Well, having seen some of the best flamenco dancing in Seville, we were hoping to see another type of flamenco, as advertised. To say it was disappointing is an understatement. Actually, my four year old grandson can mimic the flamenco with finer skill. We found out after that there three of these “caves” (really basement rooms) filled with people, and at least three shows per evening. The dancers just move from room to room. And, the singing was more like a cat caught in a compromising position, howling for assistance. Even including one drink, at $32 Euros per person, the gypsies have found a great way to swindle the unwitting tourist.

The van took us away, but not before we stopped at a high point opposite the Alhambra, drenched in light against the midnight sky. That was something to see.
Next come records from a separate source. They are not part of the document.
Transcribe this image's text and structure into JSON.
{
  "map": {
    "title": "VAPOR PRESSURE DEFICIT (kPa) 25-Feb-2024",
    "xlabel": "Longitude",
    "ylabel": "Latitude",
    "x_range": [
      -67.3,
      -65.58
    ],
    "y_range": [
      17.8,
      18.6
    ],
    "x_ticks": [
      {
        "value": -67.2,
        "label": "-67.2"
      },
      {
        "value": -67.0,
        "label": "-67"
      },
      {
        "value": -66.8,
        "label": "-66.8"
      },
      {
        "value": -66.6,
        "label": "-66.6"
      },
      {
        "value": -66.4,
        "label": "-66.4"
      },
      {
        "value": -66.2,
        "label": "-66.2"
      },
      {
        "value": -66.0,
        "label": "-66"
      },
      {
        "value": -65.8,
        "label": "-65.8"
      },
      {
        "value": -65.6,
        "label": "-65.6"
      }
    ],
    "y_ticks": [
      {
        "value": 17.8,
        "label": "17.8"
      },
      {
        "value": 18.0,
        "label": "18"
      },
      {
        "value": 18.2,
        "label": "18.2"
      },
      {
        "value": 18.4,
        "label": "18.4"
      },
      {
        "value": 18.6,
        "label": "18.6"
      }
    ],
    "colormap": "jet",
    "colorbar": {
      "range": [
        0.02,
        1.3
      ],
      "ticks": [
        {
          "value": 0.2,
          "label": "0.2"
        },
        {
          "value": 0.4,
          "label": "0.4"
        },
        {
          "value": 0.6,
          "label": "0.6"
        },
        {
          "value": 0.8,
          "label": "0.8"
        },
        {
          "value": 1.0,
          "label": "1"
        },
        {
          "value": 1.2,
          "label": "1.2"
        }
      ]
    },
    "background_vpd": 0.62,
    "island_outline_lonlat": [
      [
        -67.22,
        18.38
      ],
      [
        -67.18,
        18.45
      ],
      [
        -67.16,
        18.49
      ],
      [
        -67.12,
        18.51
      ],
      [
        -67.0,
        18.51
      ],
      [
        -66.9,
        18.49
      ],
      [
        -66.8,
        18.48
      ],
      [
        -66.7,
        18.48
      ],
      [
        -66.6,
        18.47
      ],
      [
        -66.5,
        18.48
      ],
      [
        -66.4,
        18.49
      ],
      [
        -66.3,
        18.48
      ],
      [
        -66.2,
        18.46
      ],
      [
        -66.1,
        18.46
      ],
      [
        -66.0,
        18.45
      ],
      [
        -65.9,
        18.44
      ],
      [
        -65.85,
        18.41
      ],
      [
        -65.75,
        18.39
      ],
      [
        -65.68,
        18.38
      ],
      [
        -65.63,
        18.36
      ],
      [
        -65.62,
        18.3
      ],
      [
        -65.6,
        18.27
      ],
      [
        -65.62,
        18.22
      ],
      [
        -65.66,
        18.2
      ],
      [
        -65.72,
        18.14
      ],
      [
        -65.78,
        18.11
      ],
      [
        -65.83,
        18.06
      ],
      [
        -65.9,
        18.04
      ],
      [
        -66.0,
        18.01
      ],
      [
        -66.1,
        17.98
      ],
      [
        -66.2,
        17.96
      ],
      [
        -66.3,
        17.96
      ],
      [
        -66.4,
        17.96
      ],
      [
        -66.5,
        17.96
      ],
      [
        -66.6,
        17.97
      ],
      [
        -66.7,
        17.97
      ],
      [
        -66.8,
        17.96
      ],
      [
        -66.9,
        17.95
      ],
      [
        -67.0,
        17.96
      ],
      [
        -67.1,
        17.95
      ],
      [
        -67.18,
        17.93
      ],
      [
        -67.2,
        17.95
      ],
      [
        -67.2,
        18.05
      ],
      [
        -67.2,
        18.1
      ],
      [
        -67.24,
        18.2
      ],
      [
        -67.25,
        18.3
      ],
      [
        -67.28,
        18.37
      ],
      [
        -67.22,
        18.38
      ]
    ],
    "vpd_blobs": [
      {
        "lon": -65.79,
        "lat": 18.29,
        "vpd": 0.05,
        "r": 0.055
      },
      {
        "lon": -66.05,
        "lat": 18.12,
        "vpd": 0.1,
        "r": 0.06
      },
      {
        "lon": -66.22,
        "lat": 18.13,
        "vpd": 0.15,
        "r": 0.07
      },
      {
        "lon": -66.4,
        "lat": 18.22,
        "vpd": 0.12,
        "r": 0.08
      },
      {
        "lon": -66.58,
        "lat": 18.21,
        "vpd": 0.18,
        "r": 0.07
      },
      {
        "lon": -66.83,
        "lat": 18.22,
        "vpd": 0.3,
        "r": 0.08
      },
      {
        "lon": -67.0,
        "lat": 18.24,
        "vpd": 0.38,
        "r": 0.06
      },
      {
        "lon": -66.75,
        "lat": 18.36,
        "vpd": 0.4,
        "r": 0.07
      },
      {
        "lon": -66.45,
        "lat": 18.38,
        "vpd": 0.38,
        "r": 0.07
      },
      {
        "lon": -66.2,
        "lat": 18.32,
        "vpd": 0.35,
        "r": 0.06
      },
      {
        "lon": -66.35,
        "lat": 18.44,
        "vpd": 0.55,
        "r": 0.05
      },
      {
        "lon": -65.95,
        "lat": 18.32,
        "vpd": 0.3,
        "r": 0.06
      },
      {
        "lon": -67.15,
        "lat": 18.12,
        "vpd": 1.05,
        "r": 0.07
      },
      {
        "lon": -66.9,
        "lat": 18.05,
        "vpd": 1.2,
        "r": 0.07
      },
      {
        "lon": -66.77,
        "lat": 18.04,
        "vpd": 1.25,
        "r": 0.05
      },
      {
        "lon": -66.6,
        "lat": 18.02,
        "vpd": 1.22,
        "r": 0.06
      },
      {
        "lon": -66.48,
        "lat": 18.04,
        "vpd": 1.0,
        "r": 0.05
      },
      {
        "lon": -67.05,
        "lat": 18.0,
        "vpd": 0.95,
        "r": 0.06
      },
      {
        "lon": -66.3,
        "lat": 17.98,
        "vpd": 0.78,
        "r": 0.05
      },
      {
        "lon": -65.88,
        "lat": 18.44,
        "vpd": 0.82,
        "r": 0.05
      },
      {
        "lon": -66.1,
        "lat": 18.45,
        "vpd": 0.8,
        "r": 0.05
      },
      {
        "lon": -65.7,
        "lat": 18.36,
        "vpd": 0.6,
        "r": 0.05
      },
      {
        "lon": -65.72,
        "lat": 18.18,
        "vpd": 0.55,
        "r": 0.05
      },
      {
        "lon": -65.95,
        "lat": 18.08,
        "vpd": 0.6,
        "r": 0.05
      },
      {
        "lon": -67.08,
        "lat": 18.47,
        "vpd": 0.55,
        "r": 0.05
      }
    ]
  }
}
We then made our way through the Almacen neighborhood, the oldest in Granada, barely wide enough to fit the van to civilization. We passed two ancient Arab gates from the 10th century into what was called the hippie section of town. With a population of 240,000 inhabitants in Granada, there are 80,000 students at the many universities and they seem to be in this part of town. There were some young people with dreadlocks and clothing that could have been from the 60’s. Been there, done that! (Actually, not me.) And, for the first time in Spain, there was graffiti everywhere.

We made it to the hotel quite late, not looking forward to our early wake up call. Sleep came very quickly.